WorkSafe shares this sentiment.
Following this, factual and expert evidence was heard from 19 July-10 August. The following people gave evidence:
- GNS Principal Scientist Gillian Jolly
- University of Bristol volcanology expert Emeritus Professor Sir Stephen Sparks
- Massey University Professor of Natural Hazards and volcanology expert Dr Jon Proctor
- White Island Tours General Manager Patrick O’Sullivan
- Victoria University of Wellington occupational health and safety expert Chris Peace
- Health and safety expert Richard Gibson
- Former ID Tours employees Alex Howard and Bruno Lobo
- Tourism and supply chain expert Dr Carolyn Deuchar
An application for Judicial Review of the decision to decline the Section 147 applications by the Buttle brothers was argued on 10 August 2023. Justice Anderson delivered her decision, declining the application, on 22 August 2023.
On 31 August a section 147 application was made on behalf of the three Buttle brothers to have their charges dismissed. This was granted on 5 September on the basis that Judge Thomas considered there was not enough evidence on the basis of which he could reasonably convict the Buttles.
On 6 September applications were made by ID Tours New Zealand Limited and Tauranga Tourism Services Limited to have their charges dismissed. On 12 September Judge Thomas dismissed charges against both parties, ruling that as they did not influence or direct the tour operators' workers, under HSWA they did not owe a duty of care to the tourists and workers on the island.
This meant Whakaari Management Limited was the sole defendant remaining in the trial.
Following a brief adjournment in proceedings, closing arguments by WorkSafe as the prosecution and Whakaari Management Limited began the week of 21 September.

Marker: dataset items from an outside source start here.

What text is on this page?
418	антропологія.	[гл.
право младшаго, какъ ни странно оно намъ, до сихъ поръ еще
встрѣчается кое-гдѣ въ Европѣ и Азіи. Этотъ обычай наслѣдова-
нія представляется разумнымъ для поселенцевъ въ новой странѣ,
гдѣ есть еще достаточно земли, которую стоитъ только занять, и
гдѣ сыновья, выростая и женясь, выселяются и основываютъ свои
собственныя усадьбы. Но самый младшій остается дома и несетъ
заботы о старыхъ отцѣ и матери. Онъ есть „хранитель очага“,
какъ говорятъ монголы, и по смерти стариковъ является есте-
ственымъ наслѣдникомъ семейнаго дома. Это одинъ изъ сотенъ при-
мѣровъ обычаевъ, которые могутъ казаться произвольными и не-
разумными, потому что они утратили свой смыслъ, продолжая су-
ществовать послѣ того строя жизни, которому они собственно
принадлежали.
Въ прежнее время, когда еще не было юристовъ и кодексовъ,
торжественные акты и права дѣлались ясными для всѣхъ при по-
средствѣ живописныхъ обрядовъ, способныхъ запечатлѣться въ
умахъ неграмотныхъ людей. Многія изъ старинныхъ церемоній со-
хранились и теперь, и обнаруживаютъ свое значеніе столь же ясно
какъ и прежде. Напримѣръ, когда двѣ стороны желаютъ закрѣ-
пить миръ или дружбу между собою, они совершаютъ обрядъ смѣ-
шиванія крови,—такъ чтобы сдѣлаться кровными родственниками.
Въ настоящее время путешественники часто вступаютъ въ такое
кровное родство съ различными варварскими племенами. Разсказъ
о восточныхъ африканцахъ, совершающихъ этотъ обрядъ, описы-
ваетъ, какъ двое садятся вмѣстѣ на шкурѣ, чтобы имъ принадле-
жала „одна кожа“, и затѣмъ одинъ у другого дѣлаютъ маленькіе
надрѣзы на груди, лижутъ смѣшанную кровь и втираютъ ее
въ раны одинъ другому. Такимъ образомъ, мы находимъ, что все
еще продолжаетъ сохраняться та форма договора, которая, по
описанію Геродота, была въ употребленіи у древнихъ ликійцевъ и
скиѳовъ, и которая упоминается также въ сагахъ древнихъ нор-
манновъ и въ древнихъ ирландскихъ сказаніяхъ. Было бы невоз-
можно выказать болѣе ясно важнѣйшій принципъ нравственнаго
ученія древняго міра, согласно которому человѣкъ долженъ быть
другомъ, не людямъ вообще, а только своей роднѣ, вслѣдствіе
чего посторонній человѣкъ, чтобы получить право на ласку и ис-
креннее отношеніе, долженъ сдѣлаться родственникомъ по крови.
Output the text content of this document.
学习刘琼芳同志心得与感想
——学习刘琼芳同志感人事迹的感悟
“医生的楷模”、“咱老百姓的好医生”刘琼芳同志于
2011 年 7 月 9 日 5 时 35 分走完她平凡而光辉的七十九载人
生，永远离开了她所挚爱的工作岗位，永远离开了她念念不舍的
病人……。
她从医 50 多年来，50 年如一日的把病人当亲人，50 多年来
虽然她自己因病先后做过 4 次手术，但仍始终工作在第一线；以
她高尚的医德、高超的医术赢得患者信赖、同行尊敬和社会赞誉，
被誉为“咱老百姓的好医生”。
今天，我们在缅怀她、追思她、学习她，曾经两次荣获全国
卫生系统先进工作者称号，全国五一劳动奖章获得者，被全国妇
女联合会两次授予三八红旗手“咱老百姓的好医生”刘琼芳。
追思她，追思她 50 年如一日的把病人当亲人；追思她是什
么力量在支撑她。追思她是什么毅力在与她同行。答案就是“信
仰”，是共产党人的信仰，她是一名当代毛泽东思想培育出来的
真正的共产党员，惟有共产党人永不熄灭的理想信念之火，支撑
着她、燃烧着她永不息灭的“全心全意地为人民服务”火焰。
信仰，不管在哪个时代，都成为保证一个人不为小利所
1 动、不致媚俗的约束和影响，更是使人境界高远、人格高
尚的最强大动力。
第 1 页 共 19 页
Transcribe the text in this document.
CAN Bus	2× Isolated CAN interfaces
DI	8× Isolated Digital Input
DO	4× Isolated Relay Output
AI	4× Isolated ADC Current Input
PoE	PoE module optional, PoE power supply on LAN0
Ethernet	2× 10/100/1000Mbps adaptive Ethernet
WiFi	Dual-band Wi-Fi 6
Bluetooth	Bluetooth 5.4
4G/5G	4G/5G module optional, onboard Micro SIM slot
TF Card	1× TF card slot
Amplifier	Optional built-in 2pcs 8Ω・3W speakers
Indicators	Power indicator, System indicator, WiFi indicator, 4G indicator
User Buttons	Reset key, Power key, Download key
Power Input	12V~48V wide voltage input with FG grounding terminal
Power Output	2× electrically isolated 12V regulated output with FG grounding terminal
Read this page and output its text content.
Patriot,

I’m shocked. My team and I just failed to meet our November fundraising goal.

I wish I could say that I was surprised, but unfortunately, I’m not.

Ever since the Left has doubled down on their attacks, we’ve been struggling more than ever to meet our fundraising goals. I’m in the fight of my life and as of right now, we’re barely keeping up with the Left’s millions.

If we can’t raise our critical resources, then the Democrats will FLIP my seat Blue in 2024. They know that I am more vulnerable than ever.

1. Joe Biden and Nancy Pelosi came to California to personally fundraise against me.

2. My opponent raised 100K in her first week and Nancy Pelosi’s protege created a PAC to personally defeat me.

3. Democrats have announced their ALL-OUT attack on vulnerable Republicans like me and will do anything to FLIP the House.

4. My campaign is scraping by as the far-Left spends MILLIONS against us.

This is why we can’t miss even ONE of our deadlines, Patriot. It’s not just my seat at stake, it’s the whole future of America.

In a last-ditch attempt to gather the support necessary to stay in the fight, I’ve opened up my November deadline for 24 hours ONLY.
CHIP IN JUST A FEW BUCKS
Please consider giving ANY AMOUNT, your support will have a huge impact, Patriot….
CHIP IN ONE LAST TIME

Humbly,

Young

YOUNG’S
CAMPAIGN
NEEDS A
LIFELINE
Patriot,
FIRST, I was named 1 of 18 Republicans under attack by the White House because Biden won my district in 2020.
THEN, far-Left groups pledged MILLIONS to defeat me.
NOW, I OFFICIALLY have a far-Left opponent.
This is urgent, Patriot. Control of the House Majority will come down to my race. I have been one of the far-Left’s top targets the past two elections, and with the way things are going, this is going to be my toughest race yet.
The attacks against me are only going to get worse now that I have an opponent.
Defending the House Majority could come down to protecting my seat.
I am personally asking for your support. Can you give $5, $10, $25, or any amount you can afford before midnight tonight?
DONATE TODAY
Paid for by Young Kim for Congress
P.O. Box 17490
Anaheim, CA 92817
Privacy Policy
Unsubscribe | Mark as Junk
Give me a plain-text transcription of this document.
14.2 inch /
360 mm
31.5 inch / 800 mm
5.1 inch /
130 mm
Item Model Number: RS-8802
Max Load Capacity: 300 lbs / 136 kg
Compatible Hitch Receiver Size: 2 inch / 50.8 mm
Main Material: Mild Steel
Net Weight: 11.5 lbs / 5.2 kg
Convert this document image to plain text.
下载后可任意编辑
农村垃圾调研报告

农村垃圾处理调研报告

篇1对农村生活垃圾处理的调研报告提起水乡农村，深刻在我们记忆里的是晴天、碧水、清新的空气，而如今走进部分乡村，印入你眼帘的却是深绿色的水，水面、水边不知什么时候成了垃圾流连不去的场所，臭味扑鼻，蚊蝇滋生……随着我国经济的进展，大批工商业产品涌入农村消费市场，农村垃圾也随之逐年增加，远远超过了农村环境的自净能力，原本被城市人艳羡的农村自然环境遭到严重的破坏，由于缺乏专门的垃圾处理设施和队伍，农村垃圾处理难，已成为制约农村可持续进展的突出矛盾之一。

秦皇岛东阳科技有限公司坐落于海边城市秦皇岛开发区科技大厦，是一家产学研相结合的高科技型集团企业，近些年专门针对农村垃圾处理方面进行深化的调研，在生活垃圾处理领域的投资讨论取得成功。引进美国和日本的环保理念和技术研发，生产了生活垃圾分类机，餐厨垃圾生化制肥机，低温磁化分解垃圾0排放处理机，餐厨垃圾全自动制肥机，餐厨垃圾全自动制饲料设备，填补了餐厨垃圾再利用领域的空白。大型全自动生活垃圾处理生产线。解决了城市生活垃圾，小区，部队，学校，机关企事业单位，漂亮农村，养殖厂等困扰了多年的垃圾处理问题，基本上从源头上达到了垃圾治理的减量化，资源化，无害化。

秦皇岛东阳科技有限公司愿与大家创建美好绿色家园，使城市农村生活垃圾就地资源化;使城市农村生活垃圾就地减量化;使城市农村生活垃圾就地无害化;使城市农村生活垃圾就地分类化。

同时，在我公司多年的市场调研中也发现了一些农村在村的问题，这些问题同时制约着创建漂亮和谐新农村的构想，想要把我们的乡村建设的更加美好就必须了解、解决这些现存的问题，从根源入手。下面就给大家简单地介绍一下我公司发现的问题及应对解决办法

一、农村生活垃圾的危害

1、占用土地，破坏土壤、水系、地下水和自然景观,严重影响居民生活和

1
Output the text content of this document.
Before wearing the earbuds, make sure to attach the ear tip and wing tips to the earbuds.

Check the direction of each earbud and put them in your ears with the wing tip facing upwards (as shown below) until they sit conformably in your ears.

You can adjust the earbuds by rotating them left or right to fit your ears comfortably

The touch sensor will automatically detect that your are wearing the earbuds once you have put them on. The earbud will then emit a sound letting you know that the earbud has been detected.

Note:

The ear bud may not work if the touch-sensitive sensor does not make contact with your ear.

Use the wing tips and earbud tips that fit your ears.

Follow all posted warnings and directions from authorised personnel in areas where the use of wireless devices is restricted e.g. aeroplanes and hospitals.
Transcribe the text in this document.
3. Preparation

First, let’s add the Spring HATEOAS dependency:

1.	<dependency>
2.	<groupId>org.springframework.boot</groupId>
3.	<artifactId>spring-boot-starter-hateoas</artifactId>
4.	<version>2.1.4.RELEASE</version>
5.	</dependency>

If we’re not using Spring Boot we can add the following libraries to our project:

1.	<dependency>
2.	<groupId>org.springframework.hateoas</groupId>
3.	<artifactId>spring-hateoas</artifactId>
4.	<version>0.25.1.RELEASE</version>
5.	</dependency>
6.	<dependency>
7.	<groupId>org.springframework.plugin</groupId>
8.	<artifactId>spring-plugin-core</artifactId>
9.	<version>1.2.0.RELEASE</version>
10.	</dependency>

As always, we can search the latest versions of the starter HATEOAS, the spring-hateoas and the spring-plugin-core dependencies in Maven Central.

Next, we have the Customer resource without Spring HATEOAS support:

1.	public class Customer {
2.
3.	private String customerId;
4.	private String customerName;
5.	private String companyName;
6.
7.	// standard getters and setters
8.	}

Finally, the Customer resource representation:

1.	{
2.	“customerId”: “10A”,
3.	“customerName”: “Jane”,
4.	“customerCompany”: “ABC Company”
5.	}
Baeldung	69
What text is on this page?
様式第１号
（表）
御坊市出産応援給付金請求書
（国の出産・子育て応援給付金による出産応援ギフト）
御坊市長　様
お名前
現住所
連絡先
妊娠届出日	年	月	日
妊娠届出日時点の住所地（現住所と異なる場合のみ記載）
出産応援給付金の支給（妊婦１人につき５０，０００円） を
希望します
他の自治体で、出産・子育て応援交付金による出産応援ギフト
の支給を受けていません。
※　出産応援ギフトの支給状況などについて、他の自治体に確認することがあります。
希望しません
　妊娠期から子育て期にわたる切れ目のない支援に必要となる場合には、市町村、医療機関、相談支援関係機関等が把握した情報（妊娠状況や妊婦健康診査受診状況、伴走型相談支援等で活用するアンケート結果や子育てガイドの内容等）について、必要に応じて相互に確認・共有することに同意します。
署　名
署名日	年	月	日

On 31 October Judge Thomas delivered his decision finding Whakaari Management Limited guilty of the charge it under section 37 and 48 of HSWA. Judge Thomas found WorkSafe had proved that Whakaari Management had failed to take all the reasonably practicable actions identified in the charge, relating to risk assessment, working with other PCBUs, personal protective equipment, monitoring hazards and ensuring adequate means of evacuation.
WorkSafe had also laid an alternative charge under section 48 alleging a breach of a duty under section 36(2). A charge being laid in alternative means the company could only be convicted of one charge or the other, not both.
A pre-sentencing hearing was held on 13–14 December 2023 to discuss and determine some of the issues for the main sentencing hearing.